Immortality Institute Essay Contest (March 23 2005)
The Immortality Institute has launched an essay contest: winning essays will be considered for inclusion in the next Institute book. The topic for consideration is oblivion: "In Lamont's The Illusion of Immortality the term immortality refers to existence of a soul in an afterlife. The illusion to which Lamont refers is that there likely does not exist an immortal soul. ... the term immortality as used by scientists today mainly refers to agelessness of an entity or organism. The Immortality Institute prefers to use the term physical immortality as to mean the 'concept of existing for a potentially infinite or indeterminate length of time.' How does one come to terms with the seemingly inescapable problem of oblivion after ones own death? In the 70 years since Lomont first published his work, why has so little been written about the problem of oblivion after death? Can science prove or disprove oblivion after death?"

Understanding Alzheimer's (March 22 2005)
(From Science Daily). The vast sums of money invested in Alzheimer's research are paying off as capabilities and tools improve. "Researchers at UC Irvine have identified a trigger at the molecular level that marks the onset of memory decline ... The trigger is a protein called "beta amyloid" that accumulates within neurons ... Although several researchers have studied the association between beta amyloid and memory, the UCI research team is the first to identify that early beta amyloid accumulation within neurons is the trigger for the onset of memory decline in Alzheimer's." As understanding of biochemical processes increase, so too do the chances of near-term therapies or even a cure. Preventing and repairing neurodegenerative conditions is especially important to the future of healthy life extension.

State Funding And Stem Cell Research (March 22 2005)
A rather wonkish piece from Chemical & Engineering News looks at likely prospects for the future of public funding of stem cell research in the US. As is true of most such articles, private funding - the majority of medical research funding over the long term - is not discussed. "The genesis of this complex picture is a federal policy that only allows federal funding of research on [human embryonic stem cell] lines derived before Aug. 9, 2001. Of the initial 78 lines covered by this policy, only 22 lines are currently viable. This number is a sharp contrast to the more than 150 lines that have been derived since the policy was announced and are prohibited from study with federal funds." In fact, none of those 22 lines are viable for research - all are contaminated.

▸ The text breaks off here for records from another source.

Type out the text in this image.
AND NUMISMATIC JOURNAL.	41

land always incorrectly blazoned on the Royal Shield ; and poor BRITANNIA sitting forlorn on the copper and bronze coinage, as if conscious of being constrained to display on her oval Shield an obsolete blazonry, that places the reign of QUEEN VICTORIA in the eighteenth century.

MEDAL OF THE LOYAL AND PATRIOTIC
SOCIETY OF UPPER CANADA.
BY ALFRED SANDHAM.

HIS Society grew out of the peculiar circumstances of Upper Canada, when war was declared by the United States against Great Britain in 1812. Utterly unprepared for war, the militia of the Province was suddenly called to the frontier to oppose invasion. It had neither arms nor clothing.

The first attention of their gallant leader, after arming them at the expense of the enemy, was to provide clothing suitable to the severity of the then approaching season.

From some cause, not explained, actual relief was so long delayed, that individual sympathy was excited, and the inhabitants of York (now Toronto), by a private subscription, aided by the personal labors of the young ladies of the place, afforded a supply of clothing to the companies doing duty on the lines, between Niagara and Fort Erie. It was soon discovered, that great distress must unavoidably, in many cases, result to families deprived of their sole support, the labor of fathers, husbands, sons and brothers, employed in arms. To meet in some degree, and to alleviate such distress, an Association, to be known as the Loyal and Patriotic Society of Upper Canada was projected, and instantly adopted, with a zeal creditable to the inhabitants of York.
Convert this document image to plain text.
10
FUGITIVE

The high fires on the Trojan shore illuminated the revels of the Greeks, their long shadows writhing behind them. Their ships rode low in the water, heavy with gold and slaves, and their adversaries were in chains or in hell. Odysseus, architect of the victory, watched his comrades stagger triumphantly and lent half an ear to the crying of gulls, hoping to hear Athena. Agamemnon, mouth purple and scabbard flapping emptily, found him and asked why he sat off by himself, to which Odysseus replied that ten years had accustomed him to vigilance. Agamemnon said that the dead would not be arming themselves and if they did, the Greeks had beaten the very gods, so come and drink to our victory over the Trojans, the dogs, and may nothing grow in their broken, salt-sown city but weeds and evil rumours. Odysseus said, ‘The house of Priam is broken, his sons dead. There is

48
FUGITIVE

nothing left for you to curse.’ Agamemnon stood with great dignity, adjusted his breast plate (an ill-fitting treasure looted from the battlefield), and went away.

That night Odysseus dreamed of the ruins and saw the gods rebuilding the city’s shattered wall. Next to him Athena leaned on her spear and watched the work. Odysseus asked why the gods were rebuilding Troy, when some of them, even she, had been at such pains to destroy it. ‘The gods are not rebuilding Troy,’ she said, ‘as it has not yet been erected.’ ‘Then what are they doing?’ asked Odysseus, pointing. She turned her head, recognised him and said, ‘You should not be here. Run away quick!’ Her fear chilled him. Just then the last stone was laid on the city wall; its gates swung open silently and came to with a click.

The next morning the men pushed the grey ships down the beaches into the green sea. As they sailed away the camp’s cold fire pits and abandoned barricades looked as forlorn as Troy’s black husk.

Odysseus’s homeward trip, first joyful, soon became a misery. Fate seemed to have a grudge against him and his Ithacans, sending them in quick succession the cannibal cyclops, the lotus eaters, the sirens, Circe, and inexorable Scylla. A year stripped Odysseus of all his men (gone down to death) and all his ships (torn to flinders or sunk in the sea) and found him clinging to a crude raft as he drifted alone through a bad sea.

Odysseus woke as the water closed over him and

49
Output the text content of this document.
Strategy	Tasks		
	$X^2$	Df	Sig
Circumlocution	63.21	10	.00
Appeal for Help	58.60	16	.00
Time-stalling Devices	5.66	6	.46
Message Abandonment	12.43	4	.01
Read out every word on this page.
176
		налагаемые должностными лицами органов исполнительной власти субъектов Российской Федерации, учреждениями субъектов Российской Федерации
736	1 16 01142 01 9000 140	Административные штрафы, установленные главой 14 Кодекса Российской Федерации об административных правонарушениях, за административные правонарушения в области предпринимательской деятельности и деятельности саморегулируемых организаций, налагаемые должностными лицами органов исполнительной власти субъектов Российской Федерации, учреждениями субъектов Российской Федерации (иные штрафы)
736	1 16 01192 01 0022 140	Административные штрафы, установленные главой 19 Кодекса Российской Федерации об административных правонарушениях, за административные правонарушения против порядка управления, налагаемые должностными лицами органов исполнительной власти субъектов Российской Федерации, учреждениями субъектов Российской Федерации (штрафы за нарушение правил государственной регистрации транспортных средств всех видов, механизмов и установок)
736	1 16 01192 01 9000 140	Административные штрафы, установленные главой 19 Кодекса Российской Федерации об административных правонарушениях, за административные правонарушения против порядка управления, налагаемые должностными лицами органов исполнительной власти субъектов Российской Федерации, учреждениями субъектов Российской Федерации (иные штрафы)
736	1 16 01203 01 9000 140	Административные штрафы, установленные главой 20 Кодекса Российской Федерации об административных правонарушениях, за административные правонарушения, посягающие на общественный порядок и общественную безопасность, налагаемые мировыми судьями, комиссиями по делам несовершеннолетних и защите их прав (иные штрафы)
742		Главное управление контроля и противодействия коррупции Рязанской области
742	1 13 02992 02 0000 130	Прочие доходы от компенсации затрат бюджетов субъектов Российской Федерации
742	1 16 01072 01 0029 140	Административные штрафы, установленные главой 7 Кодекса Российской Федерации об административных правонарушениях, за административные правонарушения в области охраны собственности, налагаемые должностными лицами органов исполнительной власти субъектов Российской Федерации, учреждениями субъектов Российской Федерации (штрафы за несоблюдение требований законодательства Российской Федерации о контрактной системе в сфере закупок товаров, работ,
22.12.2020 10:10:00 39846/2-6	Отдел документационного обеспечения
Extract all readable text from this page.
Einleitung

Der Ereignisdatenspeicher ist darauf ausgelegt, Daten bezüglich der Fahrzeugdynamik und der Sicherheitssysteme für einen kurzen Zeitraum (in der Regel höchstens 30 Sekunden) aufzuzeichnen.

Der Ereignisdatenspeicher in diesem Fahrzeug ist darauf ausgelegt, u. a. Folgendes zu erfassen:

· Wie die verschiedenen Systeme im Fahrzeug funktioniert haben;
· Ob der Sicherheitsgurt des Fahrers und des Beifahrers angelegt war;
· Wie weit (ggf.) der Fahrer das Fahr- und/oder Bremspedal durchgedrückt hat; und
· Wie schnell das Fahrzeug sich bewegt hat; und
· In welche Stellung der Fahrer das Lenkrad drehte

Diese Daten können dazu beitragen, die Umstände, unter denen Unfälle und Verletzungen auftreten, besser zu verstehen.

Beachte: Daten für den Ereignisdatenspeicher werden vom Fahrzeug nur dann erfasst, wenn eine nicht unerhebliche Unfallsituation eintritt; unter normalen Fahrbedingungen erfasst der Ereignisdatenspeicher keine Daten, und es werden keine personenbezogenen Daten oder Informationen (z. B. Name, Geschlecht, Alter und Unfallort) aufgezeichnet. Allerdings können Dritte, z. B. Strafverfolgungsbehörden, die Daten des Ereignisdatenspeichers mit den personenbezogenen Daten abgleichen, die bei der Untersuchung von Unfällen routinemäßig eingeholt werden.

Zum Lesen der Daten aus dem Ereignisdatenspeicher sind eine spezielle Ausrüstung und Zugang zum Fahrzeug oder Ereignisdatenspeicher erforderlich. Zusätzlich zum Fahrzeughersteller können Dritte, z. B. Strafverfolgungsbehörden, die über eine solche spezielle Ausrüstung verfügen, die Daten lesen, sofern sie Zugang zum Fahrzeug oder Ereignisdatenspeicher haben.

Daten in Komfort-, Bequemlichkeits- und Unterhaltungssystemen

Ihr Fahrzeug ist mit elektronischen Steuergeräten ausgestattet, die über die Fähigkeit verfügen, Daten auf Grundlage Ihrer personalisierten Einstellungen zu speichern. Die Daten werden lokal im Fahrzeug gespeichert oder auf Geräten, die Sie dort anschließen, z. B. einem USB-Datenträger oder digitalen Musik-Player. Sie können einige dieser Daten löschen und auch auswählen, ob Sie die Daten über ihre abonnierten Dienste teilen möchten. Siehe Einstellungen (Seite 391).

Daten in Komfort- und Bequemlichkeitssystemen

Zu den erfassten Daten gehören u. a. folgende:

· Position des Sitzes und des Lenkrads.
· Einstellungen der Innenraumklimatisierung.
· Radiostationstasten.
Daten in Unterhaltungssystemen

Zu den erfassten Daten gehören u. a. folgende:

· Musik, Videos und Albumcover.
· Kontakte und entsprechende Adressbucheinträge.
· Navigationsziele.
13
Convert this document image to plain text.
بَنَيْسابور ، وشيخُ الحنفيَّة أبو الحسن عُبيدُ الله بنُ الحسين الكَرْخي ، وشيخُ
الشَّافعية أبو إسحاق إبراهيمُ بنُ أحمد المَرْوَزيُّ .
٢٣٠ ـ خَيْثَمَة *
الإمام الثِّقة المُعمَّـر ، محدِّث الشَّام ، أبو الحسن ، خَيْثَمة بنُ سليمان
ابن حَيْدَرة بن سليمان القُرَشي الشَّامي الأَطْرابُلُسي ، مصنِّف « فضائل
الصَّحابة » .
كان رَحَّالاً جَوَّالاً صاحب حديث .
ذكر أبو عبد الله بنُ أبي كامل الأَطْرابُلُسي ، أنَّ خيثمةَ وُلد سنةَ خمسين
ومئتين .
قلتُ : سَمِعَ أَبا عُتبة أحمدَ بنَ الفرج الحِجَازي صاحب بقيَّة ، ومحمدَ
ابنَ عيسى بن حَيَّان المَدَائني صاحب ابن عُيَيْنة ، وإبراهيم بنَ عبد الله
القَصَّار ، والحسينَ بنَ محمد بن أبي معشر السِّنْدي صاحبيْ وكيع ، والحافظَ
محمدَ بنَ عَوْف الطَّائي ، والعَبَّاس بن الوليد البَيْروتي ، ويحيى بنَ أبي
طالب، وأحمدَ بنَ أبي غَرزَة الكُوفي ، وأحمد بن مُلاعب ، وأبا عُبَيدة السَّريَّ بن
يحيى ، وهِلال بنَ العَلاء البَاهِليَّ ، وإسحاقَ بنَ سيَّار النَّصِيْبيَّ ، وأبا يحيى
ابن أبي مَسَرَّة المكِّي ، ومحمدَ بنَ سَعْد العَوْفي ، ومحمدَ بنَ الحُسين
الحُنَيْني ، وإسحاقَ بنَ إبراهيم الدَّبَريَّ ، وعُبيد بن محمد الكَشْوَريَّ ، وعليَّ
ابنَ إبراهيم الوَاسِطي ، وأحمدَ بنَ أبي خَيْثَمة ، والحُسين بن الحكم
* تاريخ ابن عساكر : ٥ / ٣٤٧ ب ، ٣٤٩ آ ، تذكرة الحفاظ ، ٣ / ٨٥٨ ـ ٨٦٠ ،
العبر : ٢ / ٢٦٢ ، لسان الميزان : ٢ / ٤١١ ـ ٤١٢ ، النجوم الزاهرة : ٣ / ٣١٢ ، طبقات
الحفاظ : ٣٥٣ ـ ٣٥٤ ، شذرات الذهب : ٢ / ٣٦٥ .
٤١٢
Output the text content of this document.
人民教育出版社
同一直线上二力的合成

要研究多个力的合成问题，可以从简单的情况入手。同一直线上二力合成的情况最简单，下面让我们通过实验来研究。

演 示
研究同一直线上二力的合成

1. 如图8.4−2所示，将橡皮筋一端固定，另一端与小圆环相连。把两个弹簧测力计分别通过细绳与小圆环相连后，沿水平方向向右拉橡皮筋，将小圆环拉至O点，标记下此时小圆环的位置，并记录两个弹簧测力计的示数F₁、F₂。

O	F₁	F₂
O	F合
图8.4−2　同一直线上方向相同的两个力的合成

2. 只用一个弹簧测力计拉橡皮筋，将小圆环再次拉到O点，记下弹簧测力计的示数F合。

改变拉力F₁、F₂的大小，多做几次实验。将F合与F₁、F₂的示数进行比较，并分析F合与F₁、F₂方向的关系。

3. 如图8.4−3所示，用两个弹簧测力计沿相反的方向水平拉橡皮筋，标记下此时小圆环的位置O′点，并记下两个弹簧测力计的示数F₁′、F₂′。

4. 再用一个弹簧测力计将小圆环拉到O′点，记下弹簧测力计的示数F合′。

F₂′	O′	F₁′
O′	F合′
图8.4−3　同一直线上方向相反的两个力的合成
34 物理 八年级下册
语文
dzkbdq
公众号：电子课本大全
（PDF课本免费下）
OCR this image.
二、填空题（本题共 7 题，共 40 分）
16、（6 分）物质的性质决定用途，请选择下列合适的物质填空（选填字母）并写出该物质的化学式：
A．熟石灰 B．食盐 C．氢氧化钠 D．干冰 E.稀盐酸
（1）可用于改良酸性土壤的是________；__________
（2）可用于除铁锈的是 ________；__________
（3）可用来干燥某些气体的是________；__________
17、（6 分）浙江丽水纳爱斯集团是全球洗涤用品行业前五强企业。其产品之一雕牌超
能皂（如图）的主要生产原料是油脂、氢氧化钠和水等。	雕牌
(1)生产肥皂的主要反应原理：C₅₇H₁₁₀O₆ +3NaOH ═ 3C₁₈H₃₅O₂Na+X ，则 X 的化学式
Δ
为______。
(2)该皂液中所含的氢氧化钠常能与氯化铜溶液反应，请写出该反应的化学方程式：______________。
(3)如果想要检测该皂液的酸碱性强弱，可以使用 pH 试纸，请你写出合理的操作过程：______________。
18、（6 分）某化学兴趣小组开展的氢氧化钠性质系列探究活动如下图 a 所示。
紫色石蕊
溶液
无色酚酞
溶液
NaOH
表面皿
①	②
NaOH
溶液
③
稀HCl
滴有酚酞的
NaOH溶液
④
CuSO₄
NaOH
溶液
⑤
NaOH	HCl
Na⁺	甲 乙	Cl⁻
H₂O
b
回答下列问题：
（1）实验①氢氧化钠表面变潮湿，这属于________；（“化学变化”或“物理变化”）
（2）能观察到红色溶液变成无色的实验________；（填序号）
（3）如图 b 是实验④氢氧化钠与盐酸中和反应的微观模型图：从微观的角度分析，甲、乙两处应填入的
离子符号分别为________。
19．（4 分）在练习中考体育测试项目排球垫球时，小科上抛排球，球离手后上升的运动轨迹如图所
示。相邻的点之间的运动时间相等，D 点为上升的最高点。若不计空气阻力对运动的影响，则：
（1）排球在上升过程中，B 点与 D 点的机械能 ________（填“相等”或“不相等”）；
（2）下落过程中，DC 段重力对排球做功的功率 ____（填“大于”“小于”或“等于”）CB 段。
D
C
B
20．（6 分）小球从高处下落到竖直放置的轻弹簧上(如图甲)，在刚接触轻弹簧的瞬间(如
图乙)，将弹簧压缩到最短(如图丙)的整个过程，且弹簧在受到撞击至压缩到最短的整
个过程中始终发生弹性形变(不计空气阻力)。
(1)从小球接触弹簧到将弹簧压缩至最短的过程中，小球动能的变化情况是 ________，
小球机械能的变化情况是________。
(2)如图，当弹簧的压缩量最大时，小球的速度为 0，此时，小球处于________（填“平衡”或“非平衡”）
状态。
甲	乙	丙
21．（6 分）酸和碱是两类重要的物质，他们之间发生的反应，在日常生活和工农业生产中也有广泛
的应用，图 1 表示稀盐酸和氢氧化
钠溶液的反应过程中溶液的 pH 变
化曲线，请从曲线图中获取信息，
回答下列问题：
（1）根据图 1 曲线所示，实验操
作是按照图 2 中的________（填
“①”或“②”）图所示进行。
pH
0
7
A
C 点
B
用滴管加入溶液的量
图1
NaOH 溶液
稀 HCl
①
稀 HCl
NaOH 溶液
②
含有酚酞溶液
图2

More On Adult Stem Cell Progress (March 21 2005)
Progress is slowly being made in controlling stem cell differentiation in both embryonic and adult stem cells. This is key to the reliable use of stem cells in regenerative therapies for age-related and other conditions. The Australian reports on recently published work: "Our experiments have shown adult stem cells isolated from the olfactory mucosa have the ability to develop into many different cell types if they are given the right chemical or cellular environment ... New nerve cells, glial cells, liver cells, heart cells, muscle cells -- all were grown in a dish from stem cells from the human nose." A methodology for obtaining and differentiating multipotent, easily extracted adult stem cells would certainly speed up many lines of research.

Latest Ellison Foundation Grants (March 21 2005)
One of the most recent grants provided by the Ellison Medical Foundation went to biologist Alexander Varshavsky "to conduct a systematic investigation of the genetics and biochemistry of aging. ... Every cell contains within it a molecular machine to eventually destroy its own proteins, he notes ... Detailed understanding of these protein-destruction pathways will have a profound impact on the practice of medicine, because all kinds of things that go wrong with us, from cancer and infectious diseases, to neurodegenerative syndromes and even normal aging, have a lot to do with either inherent imperfections of the ubiquitin system, or with an overt damage to it in a specific disease ... His aim is to discover the molecular circuits that contribute to normal aging, and also to see whether some of the alterations that he plans to introduce could slow down the aging process."